Als im Februar das Beitrittsprotokoll im ukrainischen Parlament ratifiziert wurde, rieben sich die Ukrainer verwundert die Augen. Alle Fraktionen, mit Ausnahme der Kommunisten, stimmten geschlossen für den Beitritt zur WTO, der am Freitag (16.05.08) vollzogen wird. Für die zutiefst zerstrittenen ukrainischen Politiker, die sich seit mehreren Monaten im Parlament gegenseitig blockieren, ein bemerkenswerter Akt. Die umfangreichen Reformen, die Kiew vor dem WTO-Beitritt durchgeführt hat, tun der Wirtschaft des Landes gut, meint Veronika Mowtschan vom Institut für Wirtschaftsforschung und Politikberatung in Kiew: "Der Beitritt zur WTO wird nach unseren Einschätzungen mittelfristig sieben Prozent zusätzlichen Wohlstandzuwachs bringen. Das Bruttoinlandsprodukt wird um zusätzliche 2,5 Prozent wachsen“.

Schatten Russlands

Ein Ukrainischer Bauer in Grygorovka, Foto: AP
Viele ukrainische Bauern werden den WTO-Beitritt nicht überlebenBild: AP

Auch die Exporte werden ihrer Ansicht nach steigen. Die ukrainische Wirtschaft werde sich unter den neuen Bedingungen effektiver entwickeln, meint Mowtschan. Die Expertin betont die Bedeutung der WTO-Mitgliedschaft für die Handelsbeziehungen mit den beiden wichtigsten Partnern der Ukraine – der Europäischen Union und Russland. Mit Brüssel spricht die Ukraine bereits über eine weit reichende Freihandelszone. Und Moskau, das ebenfalls einen WTO-Beitritt anstrebt, ist in dieser Frage auch auf die Zustimmung Kiews angewiesen. Nach vielen Handelskriegen mit dem großen Nachbarn könnten sich hier neue Spannungen abzeichnen, befürchtet Mowtschan: "Ich weiß nicht, ob die ukrainische Regierung mit Russland über dessen Beitrittsbedingungen feilschen wird", sagt sie. Es gebe natürlich einige offene Fragen zwischen den beiden Ländern, auch in den Handelsbeziehungen, aber die Ukraine sei am Beitritt Russlands interessiert: "Das würde uns in unseren Beziehungen auf gemeinsame Rechtsgrundlagen bringen. Das wäre sehr praktisch“, sagt sie.

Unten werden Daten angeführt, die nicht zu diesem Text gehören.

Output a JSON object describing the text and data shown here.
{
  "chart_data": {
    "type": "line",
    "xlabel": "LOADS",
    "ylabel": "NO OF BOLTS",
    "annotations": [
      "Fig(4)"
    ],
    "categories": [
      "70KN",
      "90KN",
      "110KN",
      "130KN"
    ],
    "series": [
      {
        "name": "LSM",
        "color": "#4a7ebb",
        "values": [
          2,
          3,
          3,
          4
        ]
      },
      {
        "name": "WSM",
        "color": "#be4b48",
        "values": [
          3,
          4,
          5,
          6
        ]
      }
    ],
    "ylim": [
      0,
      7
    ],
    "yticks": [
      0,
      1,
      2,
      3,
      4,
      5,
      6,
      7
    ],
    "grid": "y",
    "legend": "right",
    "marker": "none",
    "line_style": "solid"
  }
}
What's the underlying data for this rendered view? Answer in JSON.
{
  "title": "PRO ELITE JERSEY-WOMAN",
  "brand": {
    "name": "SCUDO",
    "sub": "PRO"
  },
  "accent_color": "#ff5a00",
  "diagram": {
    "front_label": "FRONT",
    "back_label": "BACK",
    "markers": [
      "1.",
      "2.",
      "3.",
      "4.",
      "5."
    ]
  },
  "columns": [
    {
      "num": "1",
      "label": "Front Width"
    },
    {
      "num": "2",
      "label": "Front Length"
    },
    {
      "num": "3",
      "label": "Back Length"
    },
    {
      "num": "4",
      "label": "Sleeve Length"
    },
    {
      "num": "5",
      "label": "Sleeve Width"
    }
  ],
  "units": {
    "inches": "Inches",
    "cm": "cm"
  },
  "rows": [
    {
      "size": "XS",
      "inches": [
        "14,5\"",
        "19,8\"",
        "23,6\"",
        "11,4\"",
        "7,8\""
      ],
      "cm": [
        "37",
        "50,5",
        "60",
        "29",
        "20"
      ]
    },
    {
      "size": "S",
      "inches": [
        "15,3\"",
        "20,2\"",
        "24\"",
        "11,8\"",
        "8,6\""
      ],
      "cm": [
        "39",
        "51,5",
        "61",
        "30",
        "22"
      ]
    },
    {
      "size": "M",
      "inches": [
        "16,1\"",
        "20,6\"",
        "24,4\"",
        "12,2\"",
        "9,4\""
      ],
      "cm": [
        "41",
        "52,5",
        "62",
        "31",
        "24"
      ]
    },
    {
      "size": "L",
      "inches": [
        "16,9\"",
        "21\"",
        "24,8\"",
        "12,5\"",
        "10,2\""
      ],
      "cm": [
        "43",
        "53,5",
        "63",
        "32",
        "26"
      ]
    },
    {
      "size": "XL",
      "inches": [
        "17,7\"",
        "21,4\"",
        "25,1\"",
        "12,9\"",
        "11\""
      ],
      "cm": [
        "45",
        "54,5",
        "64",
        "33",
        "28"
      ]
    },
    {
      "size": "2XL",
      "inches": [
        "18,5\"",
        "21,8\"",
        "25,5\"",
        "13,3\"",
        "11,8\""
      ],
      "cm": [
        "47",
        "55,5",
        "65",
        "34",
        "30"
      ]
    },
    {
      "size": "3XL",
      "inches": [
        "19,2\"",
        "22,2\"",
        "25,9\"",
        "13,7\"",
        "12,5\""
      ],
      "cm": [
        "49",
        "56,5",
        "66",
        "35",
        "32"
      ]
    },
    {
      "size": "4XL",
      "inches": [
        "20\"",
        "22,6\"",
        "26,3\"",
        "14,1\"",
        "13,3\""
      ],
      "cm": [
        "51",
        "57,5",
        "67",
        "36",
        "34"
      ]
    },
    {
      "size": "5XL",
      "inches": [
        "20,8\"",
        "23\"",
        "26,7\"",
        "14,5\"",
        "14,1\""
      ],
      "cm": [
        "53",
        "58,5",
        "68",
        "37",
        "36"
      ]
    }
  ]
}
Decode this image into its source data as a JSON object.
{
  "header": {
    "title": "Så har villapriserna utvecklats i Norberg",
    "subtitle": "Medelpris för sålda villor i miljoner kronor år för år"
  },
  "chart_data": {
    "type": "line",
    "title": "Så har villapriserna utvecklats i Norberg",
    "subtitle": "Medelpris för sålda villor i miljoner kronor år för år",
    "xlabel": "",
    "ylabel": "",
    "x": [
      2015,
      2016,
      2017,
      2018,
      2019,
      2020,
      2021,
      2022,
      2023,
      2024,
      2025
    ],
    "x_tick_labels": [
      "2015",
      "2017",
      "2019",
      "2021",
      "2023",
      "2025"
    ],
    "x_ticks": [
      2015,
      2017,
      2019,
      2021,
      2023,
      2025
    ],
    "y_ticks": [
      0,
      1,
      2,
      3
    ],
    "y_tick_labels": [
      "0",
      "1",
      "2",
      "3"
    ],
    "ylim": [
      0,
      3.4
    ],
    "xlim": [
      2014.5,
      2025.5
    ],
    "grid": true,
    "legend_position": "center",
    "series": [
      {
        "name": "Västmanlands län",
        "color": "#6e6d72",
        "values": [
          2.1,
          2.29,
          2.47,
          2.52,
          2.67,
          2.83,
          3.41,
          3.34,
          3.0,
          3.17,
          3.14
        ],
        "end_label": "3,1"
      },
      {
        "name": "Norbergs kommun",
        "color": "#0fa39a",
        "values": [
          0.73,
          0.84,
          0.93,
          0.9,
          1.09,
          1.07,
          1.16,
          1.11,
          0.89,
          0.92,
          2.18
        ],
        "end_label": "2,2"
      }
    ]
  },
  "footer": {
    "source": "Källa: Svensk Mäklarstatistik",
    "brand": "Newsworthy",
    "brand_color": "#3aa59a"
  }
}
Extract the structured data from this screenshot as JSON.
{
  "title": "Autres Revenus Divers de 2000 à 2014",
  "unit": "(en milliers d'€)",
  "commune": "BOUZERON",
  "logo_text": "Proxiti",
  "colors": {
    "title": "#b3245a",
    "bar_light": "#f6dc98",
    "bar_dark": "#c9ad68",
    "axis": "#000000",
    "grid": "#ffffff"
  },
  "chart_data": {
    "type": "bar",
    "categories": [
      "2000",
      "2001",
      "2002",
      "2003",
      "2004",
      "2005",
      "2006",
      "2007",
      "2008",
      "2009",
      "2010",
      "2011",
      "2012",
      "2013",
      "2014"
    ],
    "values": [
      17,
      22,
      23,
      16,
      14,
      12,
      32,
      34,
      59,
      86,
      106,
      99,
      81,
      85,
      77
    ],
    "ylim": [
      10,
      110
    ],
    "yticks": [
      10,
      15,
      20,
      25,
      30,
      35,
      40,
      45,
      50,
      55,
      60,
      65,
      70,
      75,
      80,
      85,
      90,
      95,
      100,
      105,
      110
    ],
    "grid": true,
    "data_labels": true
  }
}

Oft genug wurde in den vergangenen Jahren der Handel zwischen den beiden Ländern aus politischen Gründen behindert: Mal waren Bonbons plötzlich giftig, mal war der Käse nicht mehr in Ordnung.

Stahl und Agrarprdukte sind Exportschlager

Neben der Stahlindustrie sehen die Experten insbesondere im Agrarsektor die Stärken der Ukraine im internationalen Wettbewerb. Angesichts der weltweit gestiegenen Lebensmittelpreise sind die Blicke der Investoren auf die einstige Kornkammer der Sowjetunion gerichtet. Trotzdem schauen ausgerechnet die ukrainischen Bauern dem WTO-Beitritt mit Sorge entgegen. So auch der Präsident des ukrainischen Bauernverbandes, Jaroslaw Kardasch. Die ukrainischen Bauern seien mehrheitlich noch nicht in der Lage, nach den WTO-Regeln zu arbeiten, gibt er zu bedenken und es gebe kaum Labors, die die Produktion ukrainischer Agrarunternehmen nach internationalen Standards zertifizieren: "Ohne eine solche Zertifizierung kann diese Produktion nach den WTO-Regeln nicht exportiert werden“, warnt er.

Gasstreit zwischen Ukarine und Russland, Foto: AP
Ukrainisch-russischer Zankapfel: Das GasBild: AP

Die ukrainischen Bauern stehen vor großen Herausforderungen. Die stärkere internationale Konkurrenz werden viele der mehr als 43.000 ukrainischen Agrarunternehmen, darunter zahlreiche Kleinbauern, nicht überleben. Die Technologien sind veraltet. Die Erträge der Ernten liegen trotz des guten Bodens nur bei etwa der Hälfte der westlichen Konkurrenten. Aber auch die erfolgreicheren Farmer werden um die europäischen Märkte erst noch kämpfen müssen. Da sind die EU-Produzenten in der Ukraine im Moment viel besser aufgehoben. Denn der Import europäischer Waren übersteigt die ukrainischen Exporte bereits heute deutlich. Ob es der Ukraine gelingt, nach dem WTO-Beitritt eine ausgeglichene Außenhandelsbilanz vorzulegen, ist offen.